Mas como disse essa apenas uma das alternativas jamais experimentadas pelo homem. Outras foram. Como, por exemplo, o principio da tolerância, respeito e proteção a liberdade e diversidade de credos; principio que a maioria das vertentes liberais do libertarismo defende, até por observância do princípios fundamental da não-agressão- logicamente para os credos que não pretendem se impor por força da violência, da agressão ou privação das liberdades.

Entretanto essa é uma questão que vai além da tolerância. Ela adentra a compreensão, em todos os sentidos da palavra. O libertarismo não é um pensamento restrito as campos leigos dos saberes políticos e econômicos; é um que ultrapassa essas fronteiras. Rigorosamente não está compreendido por esses saberes, mas os compreende ao mesmo tempo que está presente em todos eles. E por isso, da mesma forma que lemos como libertário e até mesmo revolucionário palavras e ações de autores políticos e econômicos que que não se denominaram como tais, também podemos ler nos atos e palavras de autores e personagens religiosos os mesmos ideais de libertação — claro que nos primórdios das mesmas e não nas suas fases institucionais.

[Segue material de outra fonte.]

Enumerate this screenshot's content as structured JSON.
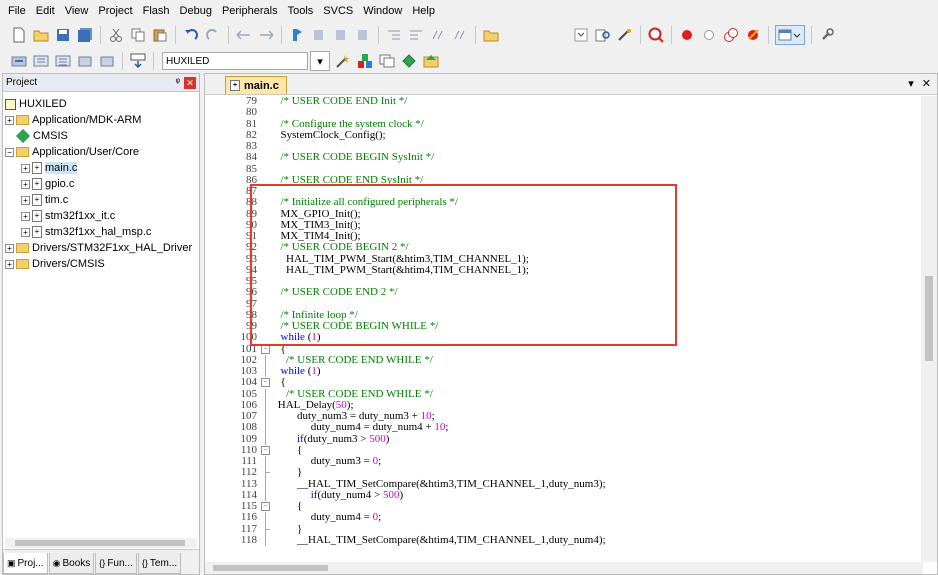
{
  "menu": [
    "File",
    "Edit",
    "View",
    "Project",
    "Flash",
    "Debug",
    "Peripherals",
    "Tools",
    "SVCS",
    "Window",
    "Help"
  ],
  "toolbar": {
    "target": "HUXILED",
    "dropdown_arrow": "▾"
  },
  "project_panel": {
    "title": "Project",
    "pin": "ᵠ",
    "close": "✕",
    "tree": {
      "root": "HUXILED",
      "group_mdk": "Application/MDK-ARM",
      "cmsis": "CMSIS",
      "group_core": "Application/User/Core",
      "files": [
        "main.c",
        "gpio.c",
        "tim.c",
        "stm32f1xx_it.c",
        "stm32f1xx_hal_msp.c"
      ],
      "group_hal": "Drivers/STM32F1xx_HAL_Driver",
      "group_cmsis": "Drivers/CMSIS"
    },
    "tabs": [
      "Proj...",
      "Books",
      "Fun...",
      "Tem..."
    ],
    "tab_icons": [
      "▣",
      "◉",
      "{}",
      "{}"
    ]
  },
  "editor": {
    "tab_label": "main.c",
    "tab_controls": [
      "▾",
      "✕"
    ],
    "lines": [
      {
        "n": "79",
        "t": "  /* USER CODE END Init */"
      },
      {
        "n": "80",
        "t": ""
      },
      {
        "n": "81",
        "t": "  /* Configure the system clock */"
      },
      {
        "n": "82",
        "t": "  SystemClock_Config();"
      },
      {
        "n": "83",
        "t": ""
      },
      {
        "n": "84",
        "t": "  /* USER CODE BEGIN SysInit */"
      },
      {
        "n": "85",
        "t": ""
      },
      {
        "n": "86",
        "t": "  /* USER CODE END SysInit */"
      },
      {
        "n": "87",
        "t": ""
      },
      {
        "n": "88",
        "t": "  /* Initialize all configured peripherals */"
      },
      {
        "n": "89",
        "t": "  MX_GPIO_Init();"
      },
      {
        "n": "90",
        "t": "  MX_TIM3_Init();"
      },
      {
        "n": "91",
        "t": "  MX_TIM4_Init();"
      },
      {
        "n": "92",
        "t": "  /* USER CODE BEGIN 2 */"
      },
      {
        "n": "93",
        "t": "    HAL_TIM_PWM_Start(&htim3,TIM_CHANNEL_1);"
      },
      {
        "n": "94",
        "t": "    HAL_TIM_PWM_Start(&htim4,TIM_CHANNEL_1);"
      },
      {
        "n": "95",
        "t": ""
      },
      {
        "n": "96",
        "t": "  /* USER CODE END 2 */"
      },
      {
        "n": "97",
        "t": ""
      },
      {
        "n": "98",
        "t": "  /* Infinite loop */"
      },
      {
        "n": "99",
        "t": "  /* USER CODE BEGIN WHILE */"
      },
      {
        "n": "100",
        "t": "  while (1)"
      },
      {
        "n": "101",
        "t": "  {"
      },
      {
        "n": "102",
        "t": "    /* USER CODE END WHILE */"
      },
      {
        "n": "103",
        "t": "  while (1)"
      },
      {
        "n": "104",
        "t": "  {"
      },
      {
        "n": "105",
        "t": "    /* USER CODE END WHILE */"
      },
      {
        "n": "106",
        "t": " HAL_Delay(50);"
      },
      {
        "n": "107",
        "t": "        duty_num3 = duty_num3 + 10;"
      },
      {
        "n": "108",
        "t": "             duty_num4 = duty_num4 + 10;"
      },
      {
        "n": "109",
        "t": "        if(duty_num3 > 500)"
      },
      {
        "n": "110",
        "t": "        {"
      },
      {
        "n": "111",
        "t": "             duty_num3 = 0;"
      },
      {
        "n": "112",
        "t": "        }"
      },
      {
        "n": "113",
        "t": "        __HAL_TIM_SetCompare(&htim3,TIM_CHANNEL_1,duty_num3);"
      },
      {
        "n": "114",
        "t": "             if(duty_num4 > 500)"
      },
      {
        "n": "115",
        "t": "        {"
      },
      {
        "n": "116",
        "t": "             duty_num4 = 0;"
      },
      {
        "n": "117",
        "t": "        }"
      },
      {
        "n": "118",
        "t": "        __HAL_TIM_SetCompare(&htim4,TIM_CHANNEL_1,duty_num4);"
      }
    ]
  },
  "colors": {
    "comment": "#008000",
    "keyword": "#0000ff",
    "number": "#d000d0",
    "highlight_border": "#e53935",
    "active_tab": "#ffe7a8"
  }
}
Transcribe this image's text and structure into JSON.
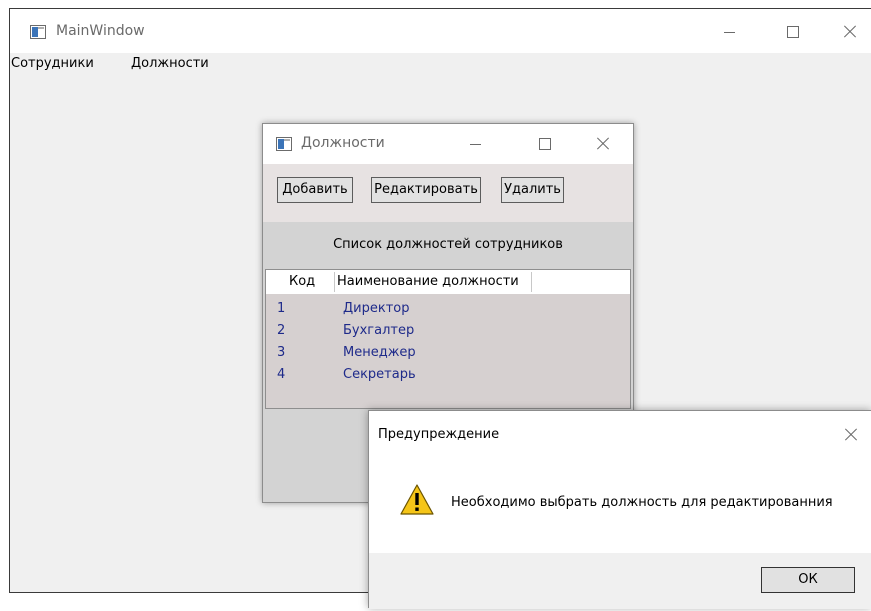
{
  "main_window": {
    "title": "MainWindow",
    "menu": [
      "Сотрудники",
      "Должности"
    ]
  },
  "positions_window": {
    "title": "Должности",
    "toolbar": {
      "add": "Добавить",
      "edit": "Редактировать",
      "delete": "Удалить"
    },
    "list_title": "Список должностей сотрудников",
    "columns": [
      "Код",
      "Наименование должности"
    ],
    "rows": [
      {
        "code": "1",
        "name": "Директор"
      },
      {
        "code": "2",
        "name": "Бухгалтер"
      },
      {
        "code": "3",
        "name": "Менеджер"
      },
      {
        "code": "4",
        "name": "Секретарь"
      }
    ]
  },
  "message_box": {
    "title": "Предупреждение",
    "message": "Необходимо выбрать должность для редактированния",
    "ok": "ОК",
    "icon": "warning-icon"
  },
  "colors": {
    "row_text": "#1e2a8a",
    "window_bg": "#f0f0f0",
    "grid_bg": "#d6d0d0"
  }
}
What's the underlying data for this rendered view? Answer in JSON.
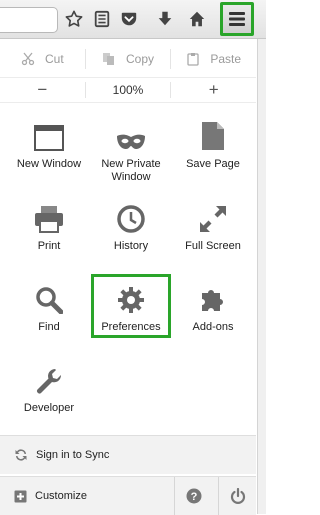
{
  "colors": {
    "highlight": "#2aa52a",
    "icon": "#666666"
  },
  "edit": {
    "cut": "Cut",
    "copy": "Copy",
    "paste": "Paste"
  },
  "zoom": {
    "minus": "−",
    "level": "100%",
    "plus": "+"
  },
  "items": [
    {
      "label": "New Window",
      "icon": "window-icon"
    },
    {
      "label": "New Private Window",
      "icon": "mask-icon"
    },
    {
      "label": "Save Page",
      "icon": "page-icon"
    },
    {
      "label": "Print",
      "icon": "printer-icon"
    },
    {
      "label": "History",
      "icon": "clock-icon"
    },
    {
      "label": "Full Screen",
      "icon": "fullscreen-icon"
    },
    {
      "label": "Find",
      "icon": "magnifier-icon"
    },
    {
      "label": "Preferences",
      "icon": "gear-icon"
    },
    {
      "label": "Add-ons",
      "icon": "puzzle-icon"
    },
    {
      "label": "Developer",
      "icon": "wrench-icon"
    }
  ],
  "footer": {
    "sync": "Sign in to Sync",
    "customize": "Customize"
  }
}
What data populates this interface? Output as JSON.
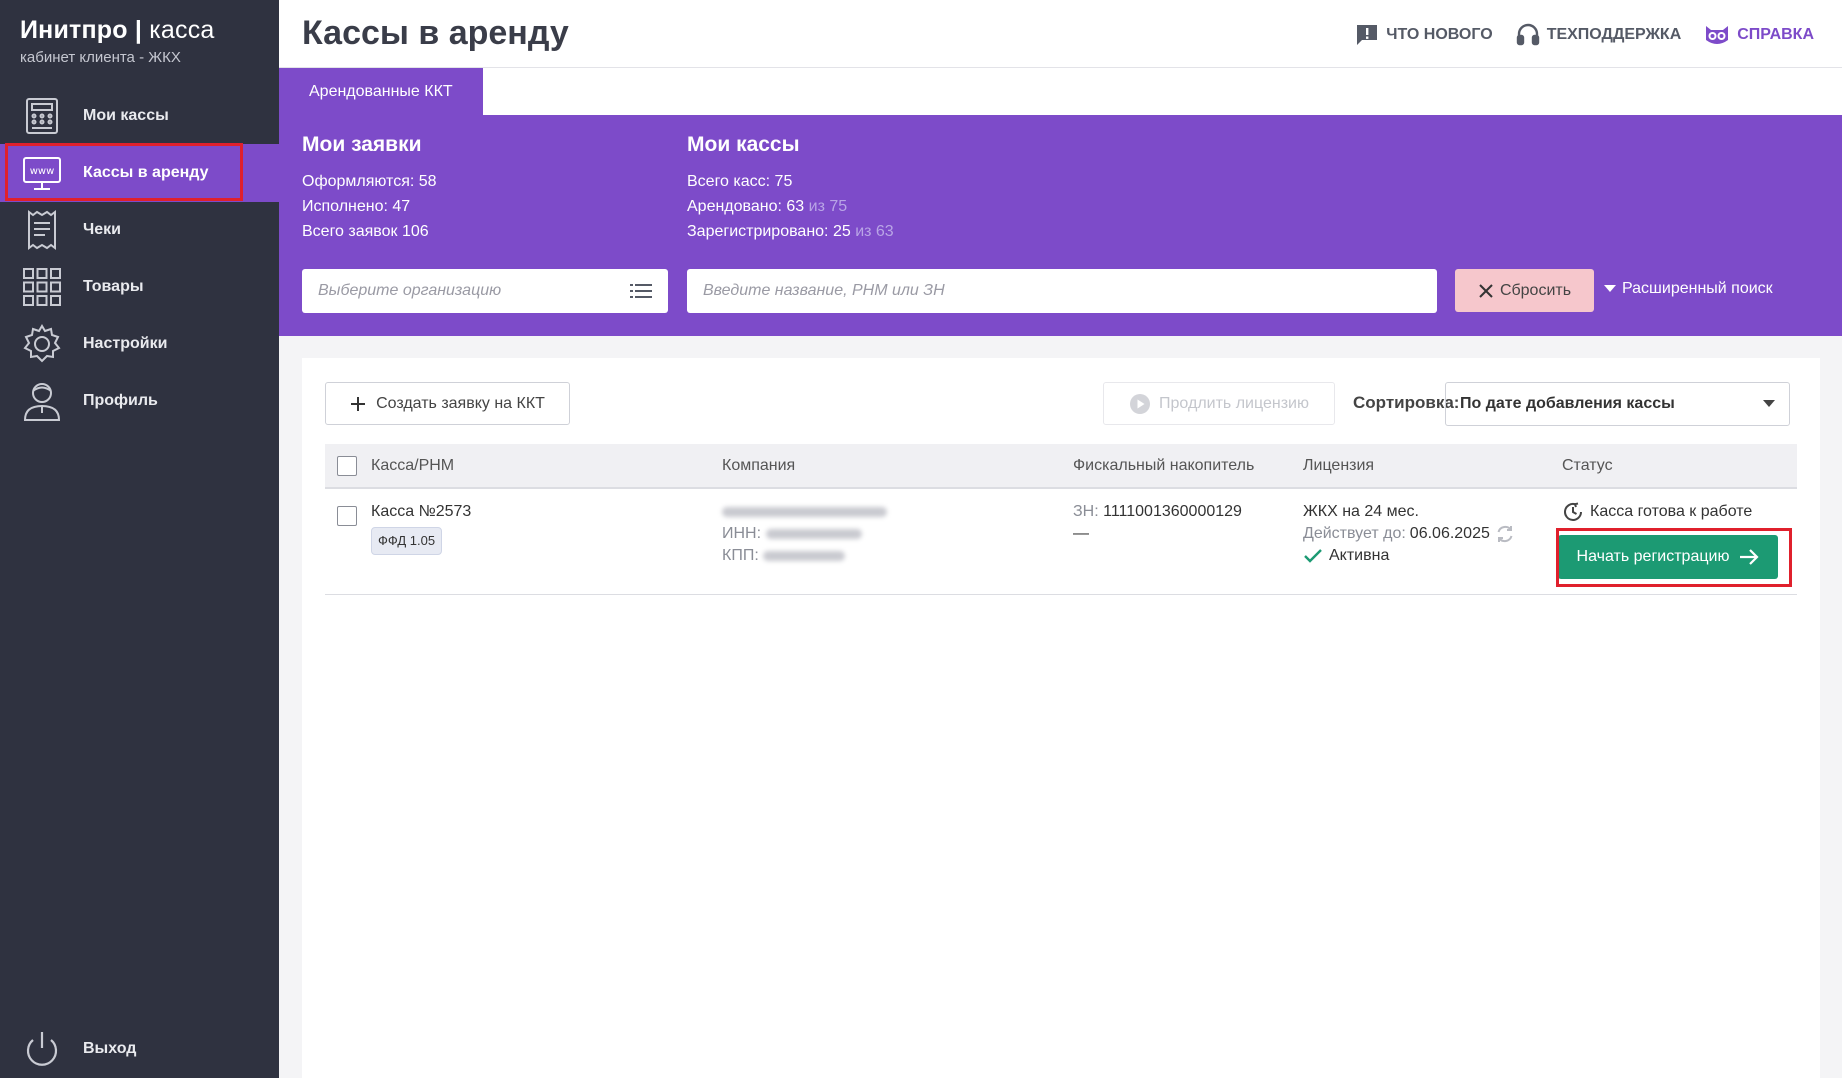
{
  "brand": {
    "title_bold": "Инитпро",
    "title_light": "касса",
    "subtitle": "кабинет клиента - ЖКХ"
  },
  "sidebar": {
    "items": [
      {
        "label": "Мои кассы",
        "icon": "cash-register-icon"
      },
      {
        "label": "Кассы в аренду",
        "icon": "www-monitor-icon",
        "active": true
      },
      {
        "label": "Чеки",
        "icon": "receipt-icon"
      },
      {
        "label": "Товары",
        "icon": "grid-icon"
      },
      {
        "label": "Настройки",
        "icon": "gear-icon"
      },
      {
        "label": "Профиль",
        "icon": "user-icon"
      }
    ],
    "logout": {
      "label": "Выход",
      "icon": "power-icon"
    }
  },
  "header": {
    "title": "Кассы в аренду",
    "links": [
      {
        "label": "ЧТО НОВОГО",
        "icon": "alert-message-icon"
      },
      {
        "label": "ТЕХПОДДЕРЖКА",
        "icon": "headset-icon"
      },
      {
        "label": "СПРАВКА",
        "icon": "owl-icon"
      }
    ]
  },
  "tabs": [
    {
      "label": "Арендованные ККТ",
      "active": true
    }
  ],
  "stats": {
    "requests": {
      "title": "Мои заявки",
      "lines": [
        "Оформляются: 58",
        "Исполнено: 47",
        "Всего заявок 106"
      ]
    },
    "registers": {
      "title": "Мои кассы",
      "total": "Всего касс: 75",
      "rented": "Арендовано: 63",
      "rented_of": "из 75",
      "registered": "Зарегистрировано: 25",
      "registered_of": "из 63"
    }
  },
  "filters": {
    "org_placeholder": "Выберите организацию",
    "search_placeholder": "Введите название, РНМ или ЗН",
    "reset_label": "Сбросить",
    "advanced_label": "Расширенный поиск"
  },
  "toolbar": {
    "create_label": "Создать заявку на ККТ",
    "extend_label": "Продлить лицензию",
    "sort_label": "Сортировка:",
    "sort_value": "По дате добавления кассы"
  },
  "table": {
    "columns": [
      "Касса/РНМ",
      "Компания",
      "Фискальный накопитель",
      "Лицензия",
      "Статус"
    ],
    "rows": [
      {
        "name": "Касса №2573",
        "ffd": "ФФД 1.05",
        "inn_label": "ИНН:",
        "kpp_label": "КПП:",
        "fn_label": "ЗН:",
        "fn_value": "1111001360000129",
        "fn_dash": "—",
        "license": "ЖКХ на 24 мес.",
        "valid_label": "Действует до:",
        "valid_date": "06.06.2025",
        "license_status": "Активна",
        "status": "Касса готова к работе",
        "action_label": "Начать регистрацию"
      }
    ]
  },
  "colors": {
    "sidebar": "#2f3240",
    "accent": "#7d4bc9",
    "success": "#1c9a73",
    "highlight": "#e0202c"
  }
}
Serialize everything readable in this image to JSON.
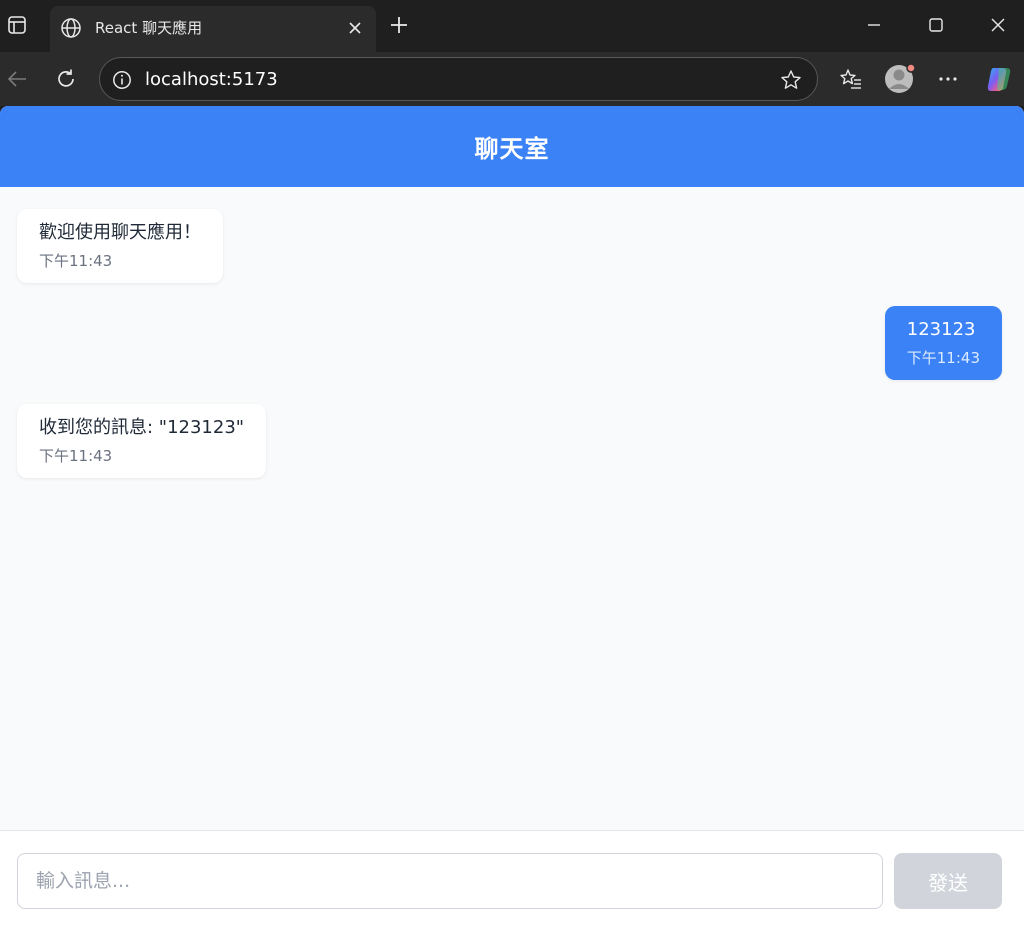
{
  "browser": {
    "tab_title": "React 聊天應用",
    "url": "localhost:5173"
  },
  "colors": {
    "header": "#3b82f6",
    "user_bubble": "#3b82f6",
    "page_bg": "#f9fafb",
    "send_disabled": "#d1d5db"
  },
  "chat": {
    "title": "聊天室",
    "messages": [
      {
        "sender": "bot",
        "text": "歡迎使用聊天應用！",
        "time": "下午11:43"
      },
      {
        "sender": "user",
        "text": "123123",
        "time": "下午11:43"
      },
      {
        "sender": "bot",
        "text": "收到您的訊息: \"123123\"",
        "time": "下午11:43"
      }
    ],
    "input_placeholder": "輸入訊息...",
    "send_label": "發送"
  }
}
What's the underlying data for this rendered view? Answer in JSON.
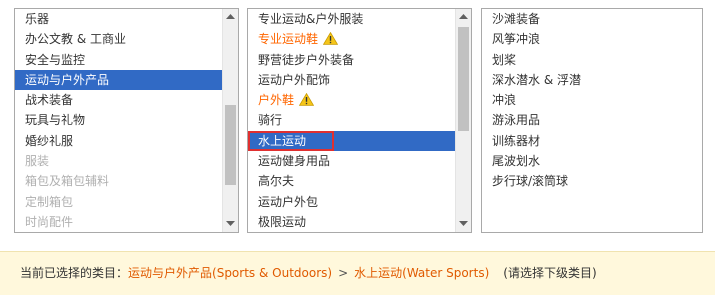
{
  "category_col1": {
    "items": [
      {
        "label": "乐器",
        "state": "normal"
      },
      {
        "label": "办公文教 & 工商业",
        "state": "normal"
      },
      {
        "label": "安全与监控",
        "state": "normal"
      },
      {
        "label": "运动与户外产品",
        "state": "selected"
      },
      {
        "label": "战术装备",
        "state": "normal"
      },
      {
        "label": "玩具与礼物",
        "state": "normal"
      },
      {
        "label": "婚纱礼服",
        "state": "normal"
      },
      {
        "label": "服装",
        "state": "disabled"
      },
      {
        "label": "箱包及箱包辅料",
        "state": "disabled"
      },
      {
        "label": "定制箱包",
        "state": "disabled"
      },
      {
        "label": "时尚配件",
        "state": "disabled"
      }
    ]
  },
  "category_col2": {
    "items": [
      {
        "label": "专业运动&户外服装",
        "state": "normal"
      },
      {
        "label": "专业运动鞋",
        "state": "warn"
      },
      {
        "label": "野营徒步户外装备",
        "state": "normal"
      },
      {
        "label": "运动户外配饰",
        "state": "normal"
      },
      {
        "label": "户外鞋",
        "state": "warn"
      },
      {
        "label": "骑行",
        "state": "normal"
      },
      {
        "label": "水上运动",
        "state": "selected"
      },
      {
        "label": "运动健身用品",
        "state": "normal"
      },
      {
        "label": "高尔夫",
        "state": "normal"
      },
      {
        "label": "运动户外包",
        "state": "normal"
      },
      {
        "label": "极限运动",
        "state": "normal"
      }
    ]
  },
  "category_col3": {
    "items": [
      {
        "label": "沙滩装备",
        "state": "normal"
      },
      {
        "label": "风筝冲浪",
        "state": "normal"
      },
      {
        "label": "划桨",
        "state": "normal"
      },
      {
        "label": "深水潜水 & 浮潜",
        "state": "normal"
      },
      {
        "label": "冲浪",
        "state": "normal"
      },
      {
        "label": "游泳用品",
        "state": "normal"
      },
      {
        "label": "训练器材",
        "state": "normal"
      },
      {
        "label": "尾波划水",
        "state": "normal"
      },
      {
        "label": "步行球/滚筒球",
        "state": "normal"
      }
    ]
  },
  "status": {
    "prefix": "当前已选择的类目：",
    "level1": "运动与户外产品(Sports & Outdoors)",
    "separator": ">",
    "level2": "水上运动(Water Sports)",
    "hint": "(请选择下级类目)"
  },
  "colors": {
    "selected_bg": "#316ac5",
    "warn_text": "#ff6600",
    "link_text": "#e05a00",
    "status_bg": "#fff8dc"
  },
  "icons": {
    "warning": "warning-triangle-icon"
  }
}
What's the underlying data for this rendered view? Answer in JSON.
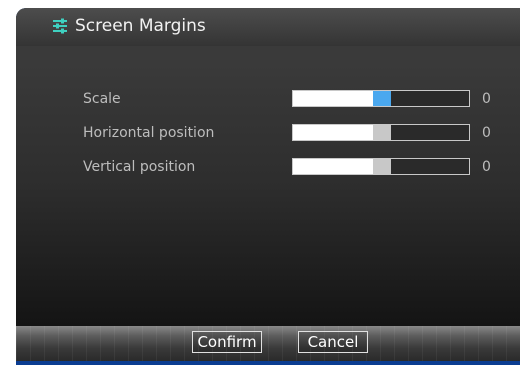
{
  "window": {
    "title": "Screen Margins",
    "icon": "sliders-icon"
  },
  "settings": [
    {
      "label": "Scale",
      "value": "0",
      "level": 0.5,
      "active": true
    },
    {
      "label": "Horizontal position",
      "value": "0",
      "level": 0.5,
      "active": false
    },
    {
      "label": "Vertical position",
      "value": "0",
      "level": 0.5,
      "active": false
    }
  ],
  "footer": {
    "confirm_label": "Confirm",
    "cancel_label": "Cancel"
  },
  "colors": {
    "accent": "#4aa8ef",
    "thumb_inactive": "#c8c8c8",
    "icon": "#3fd0c0",
    "border_accent": "#0b3d91"
  }
}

O pensamento religioso assim como o político, econômico antes de se institucionalizar em entidades autoritárias e fundamentalistas, antes de se tornar os pilares de Estados ou Igrejas, como os conhecemos, foram em princípio necessariamente movimentos libertários e revolucionários- salvo exceções que justamente compõe os movimentos reacionário e contrarrevolucionários que por definição nunca vem em primeiro. Ademais se não tivessem em principio sido libertadores e revolucionários não teriam transformado o mundo como ele é hoje, mas sido absorvidos pelo estados e credos do mundo como ele era antes deles. Não teriam ultrapassado, mas ficado no arcabouço do antigo paradigma.

Assim, sejam as figuras religiosas históricas ou mitológicas, uma vez passada a navalha de Ockham nos elementos fantásticos e inverossímeis dos discursos, temos nas narrativas, por exemplo, sobre Jesus, Moisés ou Mohamed, basicamente histórias de libertação de povos da sua condição de servidão e escravidão perante Impérios de seus tempos. E não só libertação espiritual, mas cultural. E assim sendo por consequência direta ou indireta destas ações, também libertação e revoluções políticas e econômicas. Tomemos como outro exemplo o do próprio patriarca dessas 3 grandes religiões: que tem como um dos atos libertários mais marcantes da sua história, o colocar um fim no ritual de sacrifício humano dos próprios filhos no culto ao Todo-Poderoso. Considerando o contexto cultural da época, e não só o da época mas o atual, onde ainda entregamos nossos filhos em sacrifício no altar dos senhores da guerra em troca da paz e conforto das boas “colheitas”, os atos do profeta ainda seriam subversivo e revolucionários aos olhos das culturas e civilizações hegemônicas de hoje. E não me surpreenderia se ainda vivo fosse o profeta teria que repetir ainda hoje seu gesto, e estaria se negando a entregar os filhos em sacrifício ao deus-estado das nações em troca de favores ou aplacar da sua ira.

É por isso que seja real ou fictícia a história desse patriarca é crível. Ninguém virá o genitor de tantas “tribos” que sobreviveram até hoje, entregando seus filhos em sacrifício aos senhores do céu ou da terra. Olhando aos olhos de credos ou conhecimentos mais modernos é uma questão de seleção natural, ou melhor, artificial: as chances de sobrevivência de quem é carne sacrificial é sempre menor do que aqueles que sobrevivem das graças delas.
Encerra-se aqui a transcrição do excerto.